Lohnsteuer kompakt: Es ist unschädlich, dass durch die Steuersatzspreizung ein Gesamtbelastungsvorteil entstehen kann, indem die Entlastung des Darlehensnehmers durch den Schuldzinsenabzug in Höhe des persönlichen Steuersatzes von bis zu 45 % höher ist als die steuerliche Belastung des Darlehensgebers in Höhe des Abgeltungsteuersatzes von 25 %. „Denn das nahe persönliche Verhältnis führt nicht notwendig oder typischerweise zu einer Wirtschaftsgemeinschaft oder einer wirtschaftlichen Abhängigkeit, durch die Familienangehörige in die Rolle unselbstständiger Strohmänner gedrängt würden“.
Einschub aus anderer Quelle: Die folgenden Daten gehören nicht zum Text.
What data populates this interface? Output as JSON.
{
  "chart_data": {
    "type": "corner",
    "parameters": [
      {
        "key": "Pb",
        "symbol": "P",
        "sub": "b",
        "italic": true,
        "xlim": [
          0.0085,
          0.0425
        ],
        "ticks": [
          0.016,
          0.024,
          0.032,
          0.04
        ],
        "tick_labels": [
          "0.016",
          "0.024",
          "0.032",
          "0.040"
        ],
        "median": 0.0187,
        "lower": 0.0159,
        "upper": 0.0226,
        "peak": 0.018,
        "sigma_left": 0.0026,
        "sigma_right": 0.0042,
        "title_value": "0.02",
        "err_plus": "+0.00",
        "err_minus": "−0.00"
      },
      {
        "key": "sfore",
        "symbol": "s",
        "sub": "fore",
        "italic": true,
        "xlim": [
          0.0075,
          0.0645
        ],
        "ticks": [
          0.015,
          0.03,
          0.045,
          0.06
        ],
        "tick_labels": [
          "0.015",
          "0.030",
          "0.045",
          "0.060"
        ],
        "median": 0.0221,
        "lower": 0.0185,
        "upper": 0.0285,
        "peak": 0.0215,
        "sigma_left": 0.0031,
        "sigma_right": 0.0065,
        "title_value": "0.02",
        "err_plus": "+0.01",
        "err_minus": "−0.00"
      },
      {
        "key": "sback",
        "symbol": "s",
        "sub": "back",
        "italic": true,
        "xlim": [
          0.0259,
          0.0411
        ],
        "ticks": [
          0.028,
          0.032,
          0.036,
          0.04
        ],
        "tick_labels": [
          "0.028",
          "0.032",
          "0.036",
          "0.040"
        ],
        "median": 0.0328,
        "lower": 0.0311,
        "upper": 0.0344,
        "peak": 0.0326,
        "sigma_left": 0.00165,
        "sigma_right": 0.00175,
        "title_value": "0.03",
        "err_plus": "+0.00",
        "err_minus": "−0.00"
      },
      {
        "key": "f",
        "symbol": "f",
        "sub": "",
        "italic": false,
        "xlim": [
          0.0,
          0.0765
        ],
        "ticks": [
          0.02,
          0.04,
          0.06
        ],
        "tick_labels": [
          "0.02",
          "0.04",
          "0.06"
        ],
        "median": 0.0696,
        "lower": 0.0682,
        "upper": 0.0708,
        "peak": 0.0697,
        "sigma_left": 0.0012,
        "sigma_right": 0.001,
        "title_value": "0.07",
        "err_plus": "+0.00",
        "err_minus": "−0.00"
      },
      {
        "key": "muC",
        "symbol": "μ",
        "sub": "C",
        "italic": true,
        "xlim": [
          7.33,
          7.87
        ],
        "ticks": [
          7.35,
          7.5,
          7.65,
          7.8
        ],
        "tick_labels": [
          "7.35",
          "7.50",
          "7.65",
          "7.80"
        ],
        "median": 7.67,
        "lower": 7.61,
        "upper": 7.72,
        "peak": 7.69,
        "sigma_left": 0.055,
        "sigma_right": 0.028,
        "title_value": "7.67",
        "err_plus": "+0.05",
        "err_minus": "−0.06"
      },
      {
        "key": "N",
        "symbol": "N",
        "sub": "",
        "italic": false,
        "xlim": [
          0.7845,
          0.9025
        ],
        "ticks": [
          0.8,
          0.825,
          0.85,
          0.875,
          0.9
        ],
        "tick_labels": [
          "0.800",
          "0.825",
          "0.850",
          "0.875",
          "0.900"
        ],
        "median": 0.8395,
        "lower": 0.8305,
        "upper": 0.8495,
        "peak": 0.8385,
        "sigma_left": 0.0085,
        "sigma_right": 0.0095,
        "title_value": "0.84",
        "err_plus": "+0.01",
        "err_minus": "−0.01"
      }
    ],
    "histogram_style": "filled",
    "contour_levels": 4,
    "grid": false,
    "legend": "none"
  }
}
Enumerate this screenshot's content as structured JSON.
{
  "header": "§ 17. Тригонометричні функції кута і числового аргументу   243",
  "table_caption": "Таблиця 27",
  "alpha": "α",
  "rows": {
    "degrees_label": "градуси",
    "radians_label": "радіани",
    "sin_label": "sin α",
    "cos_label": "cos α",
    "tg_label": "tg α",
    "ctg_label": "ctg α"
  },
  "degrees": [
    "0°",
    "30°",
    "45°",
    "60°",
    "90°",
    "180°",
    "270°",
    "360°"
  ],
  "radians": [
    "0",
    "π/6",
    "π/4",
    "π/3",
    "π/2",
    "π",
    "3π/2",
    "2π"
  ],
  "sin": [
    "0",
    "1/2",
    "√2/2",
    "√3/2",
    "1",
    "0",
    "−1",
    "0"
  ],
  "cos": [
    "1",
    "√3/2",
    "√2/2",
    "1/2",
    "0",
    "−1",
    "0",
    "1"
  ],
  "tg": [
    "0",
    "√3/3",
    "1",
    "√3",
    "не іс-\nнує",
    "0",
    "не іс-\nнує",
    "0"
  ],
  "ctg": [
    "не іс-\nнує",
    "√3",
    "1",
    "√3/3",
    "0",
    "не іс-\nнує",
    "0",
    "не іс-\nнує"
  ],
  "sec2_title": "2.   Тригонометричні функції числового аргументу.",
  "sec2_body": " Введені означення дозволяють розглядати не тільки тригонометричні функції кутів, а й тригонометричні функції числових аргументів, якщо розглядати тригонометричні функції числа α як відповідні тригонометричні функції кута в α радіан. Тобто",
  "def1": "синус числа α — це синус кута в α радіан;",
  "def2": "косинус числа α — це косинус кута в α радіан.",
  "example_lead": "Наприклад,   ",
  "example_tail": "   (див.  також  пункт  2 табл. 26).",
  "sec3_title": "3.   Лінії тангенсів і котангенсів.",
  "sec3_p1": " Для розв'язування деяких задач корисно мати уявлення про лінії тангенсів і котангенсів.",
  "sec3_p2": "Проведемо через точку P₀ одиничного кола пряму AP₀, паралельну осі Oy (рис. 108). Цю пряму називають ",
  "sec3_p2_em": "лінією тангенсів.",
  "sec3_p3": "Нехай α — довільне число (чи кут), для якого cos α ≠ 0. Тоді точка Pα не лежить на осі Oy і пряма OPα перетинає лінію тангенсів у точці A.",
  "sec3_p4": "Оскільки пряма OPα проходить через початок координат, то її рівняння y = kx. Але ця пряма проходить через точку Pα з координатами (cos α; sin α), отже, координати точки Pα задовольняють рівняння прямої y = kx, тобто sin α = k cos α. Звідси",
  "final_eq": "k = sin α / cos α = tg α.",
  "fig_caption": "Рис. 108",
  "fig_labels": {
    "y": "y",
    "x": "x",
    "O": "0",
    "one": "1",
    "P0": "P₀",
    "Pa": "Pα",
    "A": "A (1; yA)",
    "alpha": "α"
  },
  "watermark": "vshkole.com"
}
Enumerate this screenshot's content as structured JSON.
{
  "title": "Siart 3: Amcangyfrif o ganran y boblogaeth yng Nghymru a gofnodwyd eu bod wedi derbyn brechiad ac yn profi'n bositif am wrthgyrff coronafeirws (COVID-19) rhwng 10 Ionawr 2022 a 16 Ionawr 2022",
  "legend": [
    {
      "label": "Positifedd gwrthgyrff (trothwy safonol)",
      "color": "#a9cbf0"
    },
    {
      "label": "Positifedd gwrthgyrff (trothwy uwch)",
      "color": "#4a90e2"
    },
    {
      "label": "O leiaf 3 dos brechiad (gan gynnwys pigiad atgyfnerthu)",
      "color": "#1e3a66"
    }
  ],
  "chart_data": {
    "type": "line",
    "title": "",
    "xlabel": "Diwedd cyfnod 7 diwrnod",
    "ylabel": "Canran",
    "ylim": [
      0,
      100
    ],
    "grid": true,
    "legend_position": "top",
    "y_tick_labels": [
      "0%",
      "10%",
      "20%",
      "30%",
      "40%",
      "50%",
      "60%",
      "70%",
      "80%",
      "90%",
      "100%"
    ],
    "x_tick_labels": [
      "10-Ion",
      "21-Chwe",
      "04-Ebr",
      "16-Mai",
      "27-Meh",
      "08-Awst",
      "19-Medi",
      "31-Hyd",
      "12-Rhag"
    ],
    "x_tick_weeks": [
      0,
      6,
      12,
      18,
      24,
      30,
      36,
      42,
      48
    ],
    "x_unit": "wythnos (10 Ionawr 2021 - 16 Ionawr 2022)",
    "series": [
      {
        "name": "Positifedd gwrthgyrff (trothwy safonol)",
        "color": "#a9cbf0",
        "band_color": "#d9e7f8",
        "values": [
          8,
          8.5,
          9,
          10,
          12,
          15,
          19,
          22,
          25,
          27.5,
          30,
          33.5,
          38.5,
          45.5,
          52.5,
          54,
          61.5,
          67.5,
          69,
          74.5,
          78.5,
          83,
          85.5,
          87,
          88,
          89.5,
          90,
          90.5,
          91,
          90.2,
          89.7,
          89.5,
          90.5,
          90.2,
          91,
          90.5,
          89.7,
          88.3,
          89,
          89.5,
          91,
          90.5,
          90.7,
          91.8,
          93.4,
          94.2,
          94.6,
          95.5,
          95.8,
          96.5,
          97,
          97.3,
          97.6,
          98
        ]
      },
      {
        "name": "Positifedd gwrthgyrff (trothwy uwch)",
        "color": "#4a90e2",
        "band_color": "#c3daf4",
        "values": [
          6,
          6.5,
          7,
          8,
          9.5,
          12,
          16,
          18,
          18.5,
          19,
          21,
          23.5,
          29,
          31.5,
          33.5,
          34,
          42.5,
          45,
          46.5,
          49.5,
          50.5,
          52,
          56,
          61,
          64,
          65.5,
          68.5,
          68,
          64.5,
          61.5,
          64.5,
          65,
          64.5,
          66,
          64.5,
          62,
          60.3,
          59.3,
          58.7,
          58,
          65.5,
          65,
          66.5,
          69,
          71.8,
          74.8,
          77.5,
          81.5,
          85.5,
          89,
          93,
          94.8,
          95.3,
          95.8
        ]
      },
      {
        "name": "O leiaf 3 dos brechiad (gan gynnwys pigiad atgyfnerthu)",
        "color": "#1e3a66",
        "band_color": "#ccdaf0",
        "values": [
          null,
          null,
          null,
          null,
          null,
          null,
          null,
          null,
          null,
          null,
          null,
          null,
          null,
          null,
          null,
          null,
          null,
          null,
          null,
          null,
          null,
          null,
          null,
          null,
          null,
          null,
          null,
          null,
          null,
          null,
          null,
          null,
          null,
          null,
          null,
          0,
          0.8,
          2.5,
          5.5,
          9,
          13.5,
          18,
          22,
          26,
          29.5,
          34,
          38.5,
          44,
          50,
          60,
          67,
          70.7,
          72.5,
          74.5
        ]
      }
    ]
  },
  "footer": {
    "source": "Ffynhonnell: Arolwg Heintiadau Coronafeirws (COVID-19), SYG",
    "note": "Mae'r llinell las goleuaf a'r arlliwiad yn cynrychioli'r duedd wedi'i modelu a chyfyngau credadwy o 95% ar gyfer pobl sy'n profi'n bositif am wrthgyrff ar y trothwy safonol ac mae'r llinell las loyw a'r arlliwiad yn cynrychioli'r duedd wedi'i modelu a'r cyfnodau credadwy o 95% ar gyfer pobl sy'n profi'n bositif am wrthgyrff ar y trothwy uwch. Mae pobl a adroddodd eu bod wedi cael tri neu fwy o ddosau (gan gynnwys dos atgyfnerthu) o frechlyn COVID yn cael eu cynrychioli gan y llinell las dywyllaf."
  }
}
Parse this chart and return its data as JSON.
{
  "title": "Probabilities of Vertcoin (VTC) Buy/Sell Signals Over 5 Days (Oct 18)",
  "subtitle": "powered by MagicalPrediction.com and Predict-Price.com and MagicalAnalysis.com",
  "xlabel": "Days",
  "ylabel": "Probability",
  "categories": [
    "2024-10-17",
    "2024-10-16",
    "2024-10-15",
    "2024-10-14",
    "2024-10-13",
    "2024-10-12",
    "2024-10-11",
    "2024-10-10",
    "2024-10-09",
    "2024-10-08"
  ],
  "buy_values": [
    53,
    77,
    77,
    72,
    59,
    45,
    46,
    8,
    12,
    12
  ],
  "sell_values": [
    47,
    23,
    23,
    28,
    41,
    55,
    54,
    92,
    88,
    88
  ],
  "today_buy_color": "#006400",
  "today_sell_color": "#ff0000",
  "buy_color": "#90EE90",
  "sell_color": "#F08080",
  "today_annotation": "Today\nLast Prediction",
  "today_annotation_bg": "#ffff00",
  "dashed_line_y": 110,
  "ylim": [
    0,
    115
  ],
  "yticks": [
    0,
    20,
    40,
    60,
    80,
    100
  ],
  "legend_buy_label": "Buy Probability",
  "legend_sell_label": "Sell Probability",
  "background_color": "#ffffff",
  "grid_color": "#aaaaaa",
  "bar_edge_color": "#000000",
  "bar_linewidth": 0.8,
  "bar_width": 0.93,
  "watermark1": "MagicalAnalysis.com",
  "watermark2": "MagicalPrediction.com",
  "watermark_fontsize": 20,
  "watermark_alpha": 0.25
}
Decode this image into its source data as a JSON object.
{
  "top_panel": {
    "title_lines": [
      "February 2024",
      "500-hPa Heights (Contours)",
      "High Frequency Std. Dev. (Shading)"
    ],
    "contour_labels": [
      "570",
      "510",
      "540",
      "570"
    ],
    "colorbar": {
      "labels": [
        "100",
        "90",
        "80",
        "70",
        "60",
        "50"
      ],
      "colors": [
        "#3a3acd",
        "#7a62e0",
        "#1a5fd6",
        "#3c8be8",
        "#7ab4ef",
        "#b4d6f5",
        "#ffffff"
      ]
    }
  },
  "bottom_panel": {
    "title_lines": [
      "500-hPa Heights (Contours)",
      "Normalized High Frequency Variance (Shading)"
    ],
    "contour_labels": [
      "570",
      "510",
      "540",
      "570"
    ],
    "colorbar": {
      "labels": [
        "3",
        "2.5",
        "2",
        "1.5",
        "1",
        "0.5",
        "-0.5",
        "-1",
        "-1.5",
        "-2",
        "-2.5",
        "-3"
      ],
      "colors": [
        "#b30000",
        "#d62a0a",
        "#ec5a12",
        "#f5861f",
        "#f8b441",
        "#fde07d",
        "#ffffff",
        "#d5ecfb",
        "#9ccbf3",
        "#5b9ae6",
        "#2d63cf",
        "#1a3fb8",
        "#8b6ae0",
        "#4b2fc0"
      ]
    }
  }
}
Beispiel 1: Der Ehemann gewährt seiner Gattin und den volljährigen Kindern festverzinsliche Darlehen zum Erwerb eines Mietobjektes. Die Darlehensverträge halten dem Fremdvergleich stand. Die gezahlten Schuldzinsen können die Darlehensnehmer als Werbungskosten bei den Mieteinkünften absetzen. Gleichwohl werden die Zinsen beim Ehemann – so bestimmt es der BFH – mit dem Abgeltungsteuersatz von 25 % besteuert und nicht – wie es der Fiskus bisher verlangt – mit dem persönlichen Steuersatz (BFH-Urteil vom 29.4.2014, VIII R 44/13).
Beispiel 2: Die Eheleute gewähren ihrem Sohn und ihren volljährigen Enkelkindern festverzinsliche Darlehen zur Anschaffung fremd vermieteter Immobilien. Die Darlehensverträge halten dem Fremdvergleich stand. Die Zinseinnahmen sind beim Darlehensgeber (Eheleute) aufgrund der neuen BFH-Rechtsprechung mit dem Abgeltungsteuersatz von 25 % zu versteuern – und nicht mit dem höheren persönlichen Steuersatz (BFH-Urteil vom 29.4.2014, VIII R 9/13).
Bei Darlehen an volljährige Kinder, für den Erwerb eines Mietobjektes, kommt bei dem Darlehensgeber der Sparerfreibetrag von 800.- Euro zur Anwendung ?
Hallo Herr Stache
finanziert Ihr Sohn mit dem Darlehen Privates, dann berücksichtigt das Finanzamt in der Steuererklärung für die Kapitalerträge automatisch den Sparerpauschbetrag. Von den Zinseinkünften, die höher sind, behält der Fiskus dann 25 Prozent Kapitalertragsteuer ein.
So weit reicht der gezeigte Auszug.